Звонил Алехин, звал меня в свою банду. Я ему так сразу и сказал, Алехин, ты как напьешься, так всякую ерунду начинаешь молоть. А мне завтра рано на работу. Не парься, ответил тот. Давай к нам. Все зашибись будет!
— Куда ты? — зорким глазом окинув на прощание, спросила мать.
— К Алехину.
— Снова пить?
Я промолчал.
— Напьешься, домой можешь не приходить… — сказала она запоздало, когда я уже закрывал дверь.
Да-да, подумал я. Конечно. Обязательно. Как и всегда.
В квартире Алехина оказалось накурено и почти все гости, за исключением двух — в хлам. Гостей всего около двадцати. Слоняются с бутылками, громко гогочут, используют горшки от цветов, как пепельницы. Исключение — сам Алехин и незнакомая мне девица, светловолосая, в джинсах и полосатой майке. И что она здесь забыла?

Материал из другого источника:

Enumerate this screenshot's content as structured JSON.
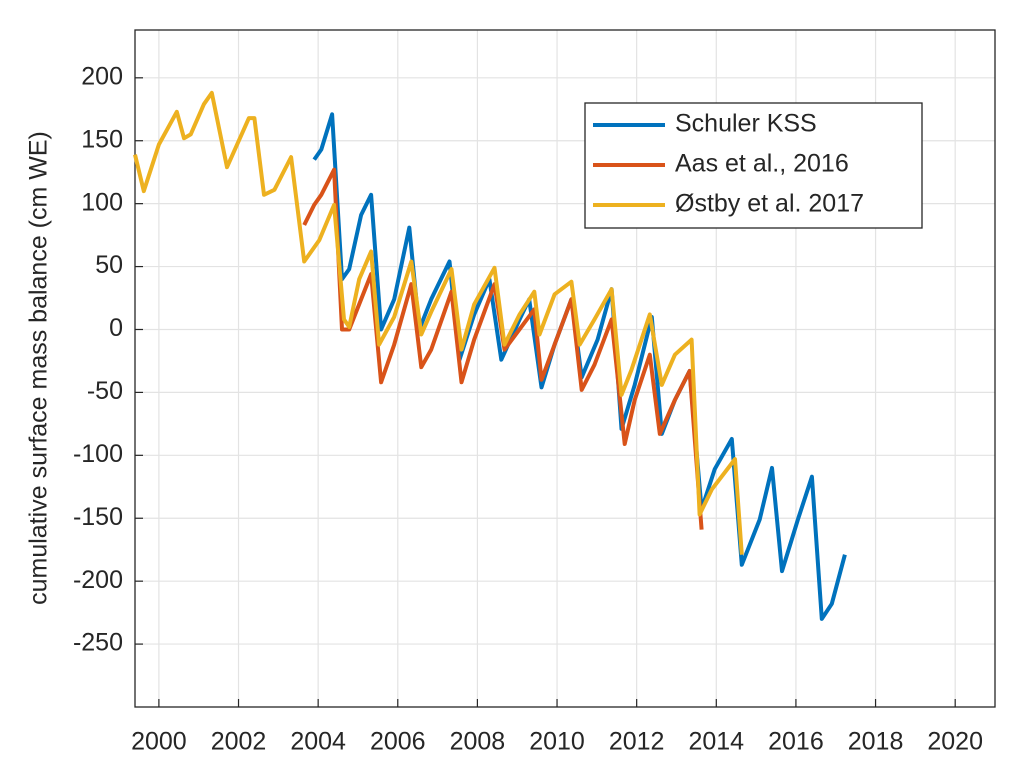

— Танюша, — представил мне ее Алехин. — Девушка моя.
Танюша неловко улыбнулась. Руки у нее дрожали, я заметил, потому решил больше не обращать на нее внимание. Мало ли стеснительных девиц?
Алехин положил мне руку на плечо, громогласно произнес тост, сам ничего не выпил, даже не отхлебнул и тут же утащил меня на балкон. Девушка осталась хлопать глазами в одиночестве.
— Зря ты ее там оставил, — сказал я. — Нехорошо. Твои друзья сейчас как начнут.
— Не начнут, — сказал Алехин и вдруг посерьезнел. — Все не просто так.
И тут он сделал удивительную вещь. То есть, совершенно непредсказуемую. Готовы услышать, да?
Алехин взял и оглянулся по сторонам. Внимательно посмотрел, нет ли кого рядом. Я даже рот приоткрыл. То есть, чтобы Алехин, в своем собственном доме, да от кого-то прятался. Этот богатырь, эта широкая душа.
Мне стало нехорошо. Явно же что-то затевает, стервец. И меня хочет впутать.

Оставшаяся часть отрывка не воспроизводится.